The barrage of signs isn’t an unusual sight; indeed, during election years, political signs seem to be everywhere. And while their design scheme may seem straightforward enough — a dabble of red, a smattering of blue and the candidate’s name in block letters are all typical features — considerable thought goes into the creation and execution of the average 18-by-24-inch sign.
“My idea of a good lawn sign is whether or not it can be read from a car driving past it at 40 miles per hour,” said Peter McGreevy, chairman of the Southold Republican Committee. He said the political yard signs of all Republican nominees in Southold Town use the same fonts and colors to maintain consistency across the party slate.
“The name of the person and what office they’re running for is the most important message to get across,” he said.
Art Tillman, chairman of the Southold Democratic Committee, has similar ideas regarding the efficacy of political yard signs.
“It’s not a science as to what works and doesn’t work,” Mr. Tillman said. “We generally go with capital letters. The colors and the contrast are important.”
Extremely important, he found out.
“Eight years ago, possibly 10, we brought a couple of people into our meetings who were supposedly designers,” Mr. Tillman said. “They recommended signs with a light green background with white letters – or vice versa, I don’t recall. Anyway, when we got the signs we were shocked. When we put them on the road you could hardly read them. It was a disaster.”

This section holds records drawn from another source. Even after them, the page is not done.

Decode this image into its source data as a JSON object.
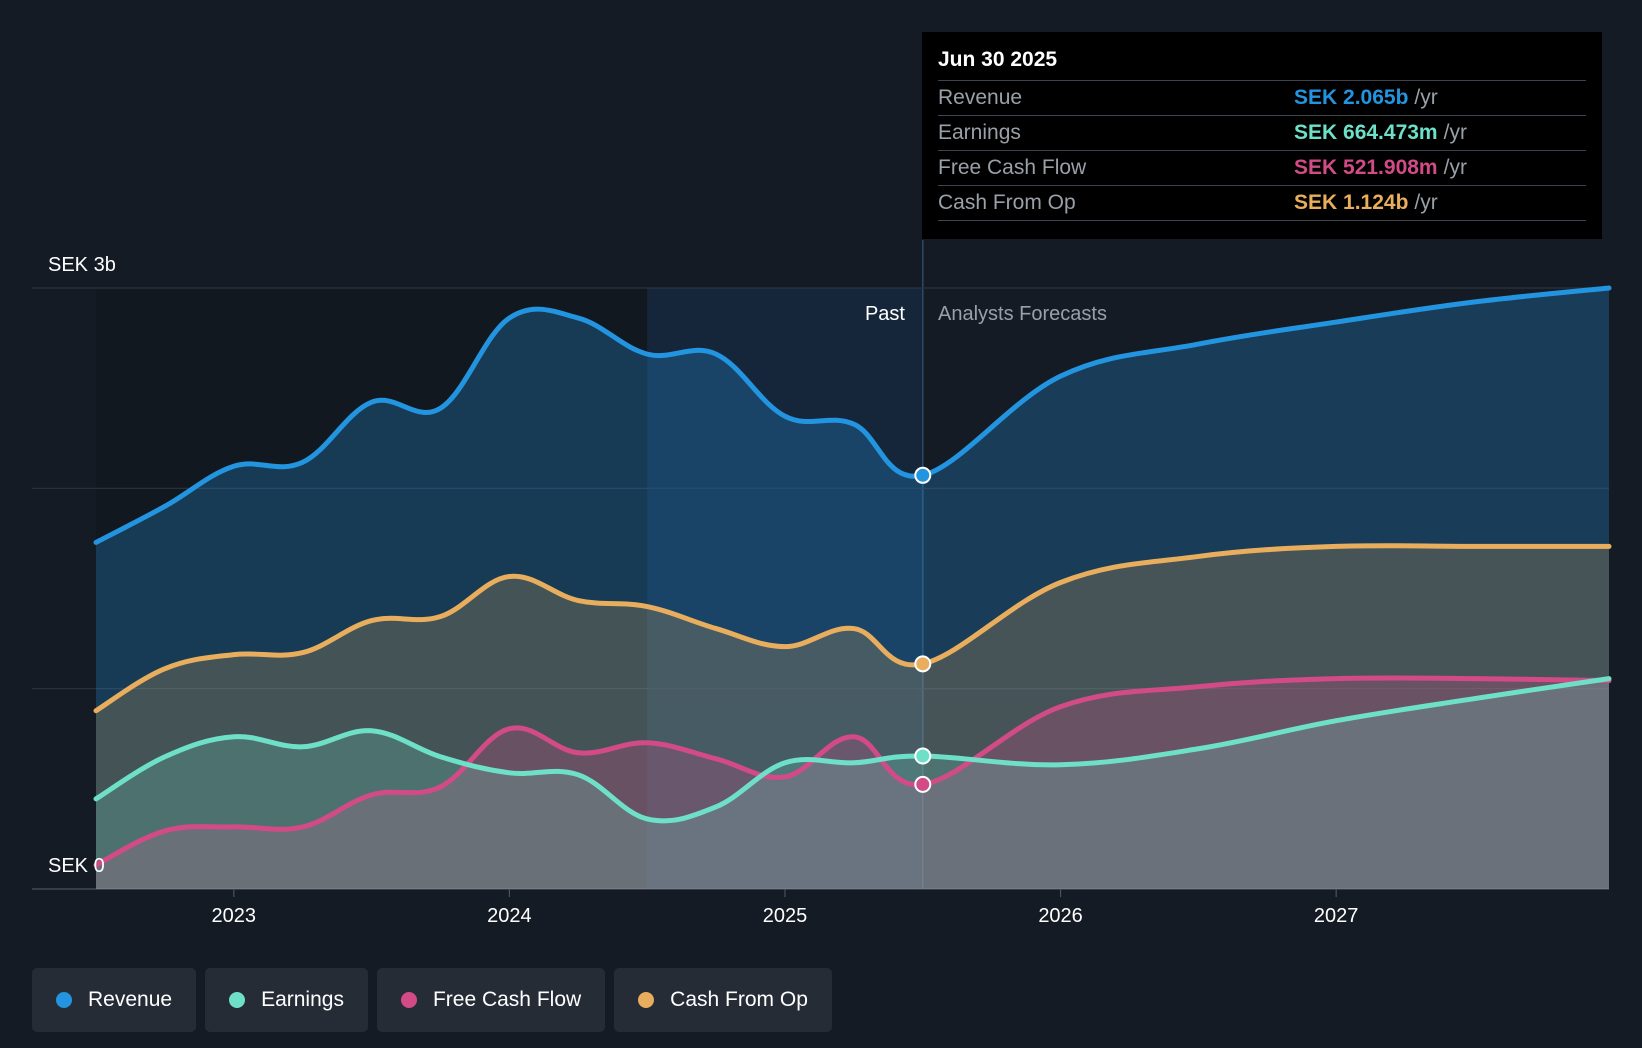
{
  "chart_data": {
    "type": "area",
    "title": "",
    "y_axis": {
      "top_label": "SEK 3b",
      "bottom_label": "SEK 0",
      "min": 0,
      "max": 3.0,
      "unit": "SEK b"
    },
    "x_axis": {
      "ticks": [
        "2023",
        "2024",
        "2025",
        "2026",
        "2027"
      ],
      "tick_values": [
        2023.0,
        2024.0,
        2025.0,
        2026.0,
        2027.0
      ],
      "range": [
        2022.5,
        2027.99
      ]
    },
    "divider": {
      "x": 2025.5,
      "past_label": "Past",
      "forecast_label": "Analysts Forecasts",
      "highlight_start": 2024.5
    },
    "series": [
      {
        "name": "Revenue",
        "color": "#2394df",
        "x": [
          2022.5,
          2022.75,
          2023.0,
          2023.25,
          2023.5,
          2023.75,
          2024.0,
          2024.25,
          2024.5,
          2024.75,
          2025.0,
          2025.25,
          2025.5,
          2026.0,
          2026.5,
          2027.0,
          2027.5,
          2027.99
        ],
        "values": [
          1.73,
          1.91,
          2.11,
          2.13,
          2.43,
          2.4,
          2.85,
          2.85,
          2.67,
          2.67,
          2.36,
          2.32,
          2.065,
          2.56,
          2.72,
          2.83,
          2.93,
          3.0
        ]
      },
      {
        "name": "Earnings",
        "color": "#6ee0c8",
        "x": [
          2022.5,
          2022.75,
          2023.0,
          2023.25,
          2023.5,
          2023.75,
          2024.0,
          2024.25,
          2024.5,
          2024.75,
          2025.0,
          2025.25,
          2025.5,
          2026.0,
          2026.5,
          2027.0,
          2027.5,
          2027.99
        ],
        "values": [
          0.45,
          0.66,
          0.76,
          0.71,
          0.79,
          0.66,
          0.58,
          0.57,
          0.35,
          0.41,
          0.63,
          0.63,
          0.664,
          0.62,
          0.7,
          0.84,
          0.95,
          1.05
        ]
      },
      {
        "name": "Free Cash Flow",
        "color": "#d24b86",
        "x": [
          2022.5,
          2022.75,
          2023.0,
          2023.25,
          2023.5,
          2023.75,
          2024.0,
          2024.25,
          2024.5,
          2024.75,
          2025.0,
          2025.25,
          2025.5,
          2026.0,
          2026.5,
          2027.0,
          2027.5,
          2027.99
        ],
        "values": [
          0.12,
          0.29,
          0.31,
          0.31,
          0.47,
          0.51,
          0.8,
          0.68,
          0.73,
          0.65,
          0.56,
          0.76,
          0.522,
          0.91,
          1.01,
          1.05,
          1.05,
          1.04
        ]
      },
      {
        "name": "Cash From Op",
        "color": "#e8ae5d",
        "x": [
          2022.5,
          2022.75,
          2023.0,
          2023.25,
          2023.5,
          2023.75,
          2024.0,
          2024.25,
          2024.5,
          2024.75,
          2025.0,
          2025.25,
          2025.5,
          2026.0,
          2026.5,
          2027.0,
          2027.5,
          2027.99
        ],
        "values": [
          0.89,
          1.1,
          1.17,
          1.18,
          1.34,
          1.36,
          1.56,
          1.44,
          1.41,
          1.3,
          1.21,
          1.3,
          1.124,
          1.53,
          1.66,
          1.71,
          1.71,
          1.71
        ]
      }
    ],
    "tooltip": {
      "date": "Jun 30 2025",
      "rows": [
        {
          "name": "Revenue",
          "value": "SEK 2.065b",
          "unit": "/yr",
          "color": "#2394df"
        },
        {
          "name": "Earnings",
          "value": "SEK 664.473m",
          "unit": "/yr",
          "color": "#6ee0c8"
        },
        {
          "name": "Free Cash Flow",
          "value": "SEK 521.908m",
          "unit": "/yr",
          "color": "#d24b86"
        },
        {
          "name": "Cash From Op",
          "value": "SEK 1.124b",
          "unit": "/yr",
          "color": "#e8ae5d"
        }
      ]
    },
    "legend": [
      {
        "label": "Revenue",
        "color": "#2394df"
      },
      {
        "label": "Earnings",
        "color": "#6ee0c8"
      },
      {
        "label": "Free Cash Flow",
        "color": "#d24b86"
      },
      {
        "label": "Cash From Op",
        "color": "#e8ae5d"
      }
    ]
  }
}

What works best? After 25 years at Wedel Signs on West Main Street in Riverhead, designer Ted Squires has concluded that simplicity is key.
“As far as the wording goes, keep it simple,” he said. “Include your name, what you’re running for, and either ‘elect’ or ‘re-elect.’ The more you put on [the sign], the less people will read.”
While it remains to be seen which candidates will prevail at the polls — and, ostensibly, whether or not their placards could be judged as effective or not — political yard signs have had a place in American history since the years immediately following World War II, said Stanley Klein, professor of political science at C.W. Post Long Island University in Brookville.
The reason, he said, is simple: more Americans owned houses with lawns following the war.
And political yard signs do work, Mr. Klein said, although he considers door-to-door stumping for votes a candidate’s best shot of getting elected.
“In Nassau County during the 1968 election, there was an assemblyman running by the name of Marty Ginsberg,” Mr. Klein said. “He had 45 four-by-eight signs put up around his election district. Newsday’s comment [at the time] was, ‘It is no longer Plainview. It is Ginsberg-ville.’ By the way, he was re-elected.”
More than 40 years later, local candidates are still hoping that a purposefully positioned yard sign can make the difference between defeat and victory.
“I think they’re effective in getting the message out that a candidate is running,” Mr. McGreevy said. “In some ways, they’re the equivalent of wearing your favorite sports team’s cap or jersey.”